The honest framing: when partitioned, do you refuse writes to preserve a single source of truth, or do you accept writes on both sides and reconcile later?

           Network Partition
 +-------+ X X X X X X X +-------+
 | DC-A  |   no traffic  | DC-B  |
 +-------+               +-------+
     |                       |
 client wants to write     client wants to write
     |                       |
 CP: reject (no quorum)    AP: accept, reconcile later
A partition forces the choice

Architecture

In practice, CAP shows up as configuration knobs.

  • Quorum reads and writes. With N replicas, requiring W writes and R reads such that W + R > N gives linearizable behavior. Lose quorum, lose availability. DynamoDB and Cassandra expose this directly.
  • Leader election. Systems like etcd, ZooKeeper, and Spanner use consensus (Raft, Paxos) to elect a single writer. Lose contact with the leader, lose writes on the minority side. This is CP.
  • Multi-leader with conflict resolution. CouchDB, Cassandra with last-write-wins, CRDT-based stores. Both sides accept writes during a partition and merge afterward. This is AP.

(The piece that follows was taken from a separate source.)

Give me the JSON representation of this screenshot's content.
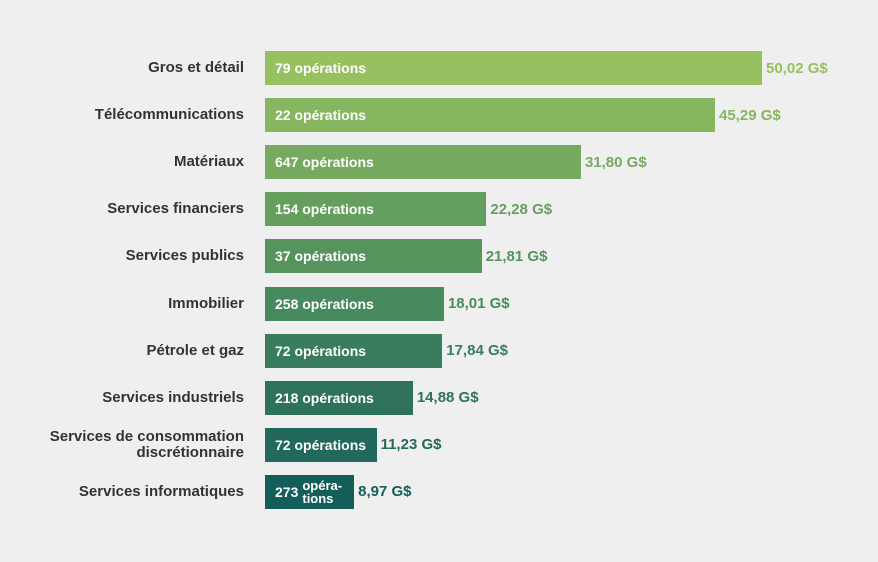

PACELC is a sharper lens: if Partitioned, choose A or C; Else (normal operation), choose Latency or Consistency. Most workloads live in the “else” clause. Spanner is CP/EC (consistent at the cost of latency). DynamoDB is AP/EL by default but can be made EC with strong reads. Cassandra is AP/EL out of the box.

Trade-offs

The dirty secret of CAP is that the choice is rarely system-wide. It is per-request, per-table, sometimes per-field.

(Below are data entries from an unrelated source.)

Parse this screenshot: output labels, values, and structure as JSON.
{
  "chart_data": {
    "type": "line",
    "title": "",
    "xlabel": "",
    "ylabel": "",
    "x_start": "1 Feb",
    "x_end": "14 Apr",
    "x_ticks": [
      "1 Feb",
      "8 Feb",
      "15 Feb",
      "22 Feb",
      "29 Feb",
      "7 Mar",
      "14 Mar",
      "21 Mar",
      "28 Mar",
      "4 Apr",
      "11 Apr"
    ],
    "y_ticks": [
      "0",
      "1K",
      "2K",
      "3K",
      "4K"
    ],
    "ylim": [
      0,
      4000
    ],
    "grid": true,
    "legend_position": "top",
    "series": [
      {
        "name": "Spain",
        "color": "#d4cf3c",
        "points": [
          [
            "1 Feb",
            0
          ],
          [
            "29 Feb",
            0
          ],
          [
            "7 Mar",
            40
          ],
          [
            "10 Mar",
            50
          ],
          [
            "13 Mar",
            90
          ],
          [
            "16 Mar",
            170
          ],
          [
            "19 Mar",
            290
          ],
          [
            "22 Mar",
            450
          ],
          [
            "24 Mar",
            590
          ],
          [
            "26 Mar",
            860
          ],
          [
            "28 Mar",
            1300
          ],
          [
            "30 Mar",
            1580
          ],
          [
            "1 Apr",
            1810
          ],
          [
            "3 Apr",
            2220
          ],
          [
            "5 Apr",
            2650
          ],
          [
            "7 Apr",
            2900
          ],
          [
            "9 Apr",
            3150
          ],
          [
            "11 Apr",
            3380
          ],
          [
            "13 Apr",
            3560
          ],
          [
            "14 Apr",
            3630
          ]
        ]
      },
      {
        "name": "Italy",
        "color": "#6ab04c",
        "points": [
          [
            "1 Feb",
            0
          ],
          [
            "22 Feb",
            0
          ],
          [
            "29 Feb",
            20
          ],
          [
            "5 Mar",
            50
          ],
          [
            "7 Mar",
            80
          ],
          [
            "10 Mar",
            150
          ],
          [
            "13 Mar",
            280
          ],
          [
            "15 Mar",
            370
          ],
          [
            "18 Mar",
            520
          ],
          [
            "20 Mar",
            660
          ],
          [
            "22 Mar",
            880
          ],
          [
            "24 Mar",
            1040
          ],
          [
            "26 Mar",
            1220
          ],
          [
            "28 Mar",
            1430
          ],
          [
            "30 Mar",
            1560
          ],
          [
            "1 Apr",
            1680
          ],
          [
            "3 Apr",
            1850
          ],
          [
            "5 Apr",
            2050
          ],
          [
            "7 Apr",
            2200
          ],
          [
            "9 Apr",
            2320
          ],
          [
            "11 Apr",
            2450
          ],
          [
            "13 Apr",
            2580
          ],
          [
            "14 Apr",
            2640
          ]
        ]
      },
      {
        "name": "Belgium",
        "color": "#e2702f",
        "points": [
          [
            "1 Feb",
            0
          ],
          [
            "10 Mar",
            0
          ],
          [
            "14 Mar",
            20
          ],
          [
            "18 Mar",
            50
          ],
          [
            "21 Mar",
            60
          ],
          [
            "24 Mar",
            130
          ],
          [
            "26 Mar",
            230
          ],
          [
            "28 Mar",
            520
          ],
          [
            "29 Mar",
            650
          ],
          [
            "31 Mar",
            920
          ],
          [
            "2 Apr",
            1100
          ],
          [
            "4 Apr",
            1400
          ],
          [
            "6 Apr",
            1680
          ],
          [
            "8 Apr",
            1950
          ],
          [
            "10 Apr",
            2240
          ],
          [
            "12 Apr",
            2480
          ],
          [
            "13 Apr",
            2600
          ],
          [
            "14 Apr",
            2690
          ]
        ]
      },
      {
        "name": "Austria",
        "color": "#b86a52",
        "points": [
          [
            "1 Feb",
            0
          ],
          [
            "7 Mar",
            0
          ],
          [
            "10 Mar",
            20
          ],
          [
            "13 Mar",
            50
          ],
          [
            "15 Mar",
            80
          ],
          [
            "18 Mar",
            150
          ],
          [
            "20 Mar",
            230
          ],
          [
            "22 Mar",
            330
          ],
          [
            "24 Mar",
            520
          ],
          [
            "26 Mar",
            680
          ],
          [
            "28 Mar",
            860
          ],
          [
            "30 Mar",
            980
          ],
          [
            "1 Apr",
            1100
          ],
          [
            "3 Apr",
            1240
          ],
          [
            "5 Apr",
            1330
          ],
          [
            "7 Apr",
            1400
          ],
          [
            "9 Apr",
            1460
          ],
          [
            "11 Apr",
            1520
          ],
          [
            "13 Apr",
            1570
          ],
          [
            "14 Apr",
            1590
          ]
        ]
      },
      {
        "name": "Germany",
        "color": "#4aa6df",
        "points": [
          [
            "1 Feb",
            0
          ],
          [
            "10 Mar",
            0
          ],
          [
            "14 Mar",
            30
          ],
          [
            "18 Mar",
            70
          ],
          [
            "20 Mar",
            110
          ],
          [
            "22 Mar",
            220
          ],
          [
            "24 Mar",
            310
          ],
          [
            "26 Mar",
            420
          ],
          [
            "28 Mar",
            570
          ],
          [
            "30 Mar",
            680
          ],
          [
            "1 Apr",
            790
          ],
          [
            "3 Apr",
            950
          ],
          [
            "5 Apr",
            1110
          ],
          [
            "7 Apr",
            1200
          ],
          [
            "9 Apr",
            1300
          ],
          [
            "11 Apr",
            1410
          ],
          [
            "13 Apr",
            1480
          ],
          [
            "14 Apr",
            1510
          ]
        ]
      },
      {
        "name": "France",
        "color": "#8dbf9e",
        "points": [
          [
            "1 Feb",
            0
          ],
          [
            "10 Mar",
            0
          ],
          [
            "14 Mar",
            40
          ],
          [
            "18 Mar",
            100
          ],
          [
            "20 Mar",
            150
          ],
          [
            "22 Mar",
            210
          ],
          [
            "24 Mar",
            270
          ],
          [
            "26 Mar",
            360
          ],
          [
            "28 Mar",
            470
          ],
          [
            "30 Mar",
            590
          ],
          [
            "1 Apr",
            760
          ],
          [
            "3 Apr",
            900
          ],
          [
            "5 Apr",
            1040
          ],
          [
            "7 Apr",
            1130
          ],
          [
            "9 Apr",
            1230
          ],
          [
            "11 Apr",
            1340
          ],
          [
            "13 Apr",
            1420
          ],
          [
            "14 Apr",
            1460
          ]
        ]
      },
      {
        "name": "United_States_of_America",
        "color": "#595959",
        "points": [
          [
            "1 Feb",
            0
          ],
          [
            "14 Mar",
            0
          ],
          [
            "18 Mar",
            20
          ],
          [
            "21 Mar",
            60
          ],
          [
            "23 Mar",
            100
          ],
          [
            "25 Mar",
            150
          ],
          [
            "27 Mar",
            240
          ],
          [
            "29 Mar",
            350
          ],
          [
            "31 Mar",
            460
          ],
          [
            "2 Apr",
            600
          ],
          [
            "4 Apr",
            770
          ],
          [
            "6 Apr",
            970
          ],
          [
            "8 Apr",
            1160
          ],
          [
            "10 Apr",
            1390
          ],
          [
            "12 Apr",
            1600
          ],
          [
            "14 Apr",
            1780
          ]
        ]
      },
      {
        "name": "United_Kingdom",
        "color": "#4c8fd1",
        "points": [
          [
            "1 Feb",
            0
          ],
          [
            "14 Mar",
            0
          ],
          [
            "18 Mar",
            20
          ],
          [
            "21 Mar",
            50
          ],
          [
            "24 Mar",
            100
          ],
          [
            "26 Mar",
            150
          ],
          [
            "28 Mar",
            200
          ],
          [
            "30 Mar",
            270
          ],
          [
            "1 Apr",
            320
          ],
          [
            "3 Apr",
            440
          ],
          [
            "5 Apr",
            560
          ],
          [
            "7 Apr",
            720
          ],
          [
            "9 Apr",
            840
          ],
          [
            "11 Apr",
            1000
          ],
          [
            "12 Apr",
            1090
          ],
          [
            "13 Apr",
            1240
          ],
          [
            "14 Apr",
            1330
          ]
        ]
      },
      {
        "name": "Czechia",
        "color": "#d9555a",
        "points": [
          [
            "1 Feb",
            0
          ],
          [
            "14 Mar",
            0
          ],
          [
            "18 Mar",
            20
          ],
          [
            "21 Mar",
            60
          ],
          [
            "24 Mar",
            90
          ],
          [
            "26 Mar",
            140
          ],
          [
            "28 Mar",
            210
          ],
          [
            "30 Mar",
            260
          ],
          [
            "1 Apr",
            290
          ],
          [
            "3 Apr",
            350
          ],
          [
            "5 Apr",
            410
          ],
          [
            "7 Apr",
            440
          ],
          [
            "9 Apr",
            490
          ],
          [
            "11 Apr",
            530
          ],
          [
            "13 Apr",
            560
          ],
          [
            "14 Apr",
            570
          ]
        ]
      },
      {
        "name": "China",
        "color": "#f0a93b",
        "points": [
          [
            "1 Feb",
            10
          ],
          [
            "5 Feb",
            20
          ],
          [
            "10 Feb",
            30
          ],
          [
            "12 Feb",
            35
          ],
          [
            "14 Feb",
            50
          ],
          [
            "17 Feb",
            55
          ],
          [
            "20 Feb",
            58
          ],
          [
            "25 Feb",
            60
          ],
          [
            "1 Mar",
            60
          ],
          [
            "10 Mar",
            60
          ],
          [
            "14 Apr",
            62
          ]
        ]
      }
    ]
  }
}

  • Strong consistency for money, eventual for likes. A payment ledger needs linearizable writes. A counter showing how many people liked a post does not. Mixing models inside one product is normal.
  • Read-your-writes is often enough. Full linearizability is expensive. Session-level guarantees (“this user sees their own writes immediately”) cover most UX needs at a fraction of the coordination cost.
  • CRDTs change the conversation. Conflict-free replicated data types let you accept writes everywhere and merge deterministically. Great for shopping carts, counters, presence. Bad for anything that needs a unique constraint.
  • Availability is not uptime. A CP system can be “up” 99.99% and still reject writes during a partition. To users that looks like a partial outage. Make sure your SLO captures what you actually care about.

The biggest mistake I see: treating CAP as a one-time architectural choice. Real systems mix CP and AP components and route requests to the right backend based on the feature’s tolerance.

Practical Tips

  1. Classify each feature by consistency need. Write a one-line policy: “checkout requires linearizable reads; product recommendations are eventual.”
  2. Use the strongest store that meets your latency budget. If a CP database fits, use it. Eventual consistency adds engineering tax everywhere downstream.
  3. Measure partition rate. If your inter-AZ link partitions for 30 seconds once a quarter, AP might be overkill. If you operate across continents, you will see partitions weekly.
  4. Design the degraded mode. What does the UI show when writes are rejected? A clear “saving failed, retry” message is better than silently dropping data.
  5. Beware split-brain reconciliation. AP systems require merge logic. If your merge is “last write wins”, you will lose data. Use vector clocks, CRDTs, or explicit conflict resolution.
  6. Document your guarantees. Tell your callers exactly what they get: linearizable, sequential, causal, eventual. Vagueness invites bugs at the boundary.

Wrap-up

CAP is a forcing function for honesty. It says you cannot pretend distributed systems behave like a single machine. Once you accept that partitions happen, you start designing for the choice instead of pretending it does not exist. Pick the strongest consistency you can afford for each feature, document what you promise, and design the failure mode as carefully as the happy path. The systems that survive at scale are the ones whose authors took CAP literally.